The board should only break if you supply enough force to break it, and no less. If you fail to break the board, not enough force was set up at the collision. But how is that worse on your hand? Also, if you successfully break the board your hand and arm would arguably be traveling faster to begin with, and when a larger force is set up (enough to break the board) the deceleration would still seem to be larger on your hand than if you didn't break them (by creating less force, when your hand goes from a slower speed to zero).

Can someone make sense of this?

Answer 1

Force is the change in momentum over time. This can't be instantaneous. The object must deform as it resists the entry of the projectile. Initially the force will increase with the deformation nonlinearly. At some point the material will yield and the force will decrease. Experimentally we can measure these forces though the results aren't a great depiction of what is going on internally due to limitations in the sensors and techniques. There will be some variation of how this curve looks with distance at different speeds as fractures are very complex phenomena.

If we simplify things and assume the force depends on distance only (i.e. by time only as it relates to distance) there will be a fixed maximal change in energy that is determined by integrating the force distance curve over the thickess of the material (work is force times distance).

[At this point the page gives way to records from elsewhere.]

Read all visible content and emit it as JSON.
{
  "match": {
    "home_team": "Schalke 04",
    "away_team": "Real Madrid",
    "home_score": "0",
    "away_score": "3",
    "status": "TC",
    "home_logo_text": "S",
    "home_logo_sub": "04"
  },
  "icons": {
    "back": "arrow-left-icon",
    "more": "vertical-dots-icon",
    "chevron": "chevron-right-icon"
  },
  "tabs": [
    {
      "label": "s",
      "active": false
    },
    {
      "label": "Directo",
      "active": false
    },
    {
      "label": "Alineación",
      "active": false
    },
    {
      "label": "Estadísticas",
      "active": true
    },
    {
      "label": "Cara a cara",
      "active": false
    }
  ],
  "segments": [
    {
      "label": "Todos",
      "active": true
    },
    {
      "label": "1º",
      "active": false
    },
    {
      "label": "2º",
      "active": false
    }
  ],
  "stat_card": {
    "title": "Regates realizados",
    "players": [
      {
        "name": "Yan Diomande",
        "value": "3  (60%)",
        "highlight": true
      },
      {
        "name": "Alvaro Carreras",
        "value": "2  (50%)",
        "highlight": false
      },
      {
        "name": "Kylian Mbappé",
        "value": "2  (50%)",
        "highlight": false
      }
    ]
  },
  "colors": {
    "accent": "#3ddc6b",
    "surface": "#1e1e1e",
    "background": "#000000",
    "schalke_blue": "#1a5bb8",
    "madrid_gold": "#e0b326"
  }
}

A distinction should be made on what "breaking" means. Penetration occurs when an object has enough energy to travel through thre object. A projectile may have enough energy to "break" it by exceeding the yield point of the material but not penetrate it; remaining embedded inside it. A material is also modelled as having an elastic limit below which deformations are linear and above which they are nonlinear. There is also a point, whose name escapes me atm, below which deformations are reversible and above which there is creep (deformations have an irreversible component). Both of these are well below the yield point. Any impact that causes irreversible deformation will also alter the material's force over distance curve and the yield point; typically reducing the critical energy needed to penetrate the material.

A fixed change in energy for projectiles above the penetration threshold will not mean a fixed change in momentum. Faster projectiles will need a smaller change in mv in order to have the same change in 1/2 mv^2.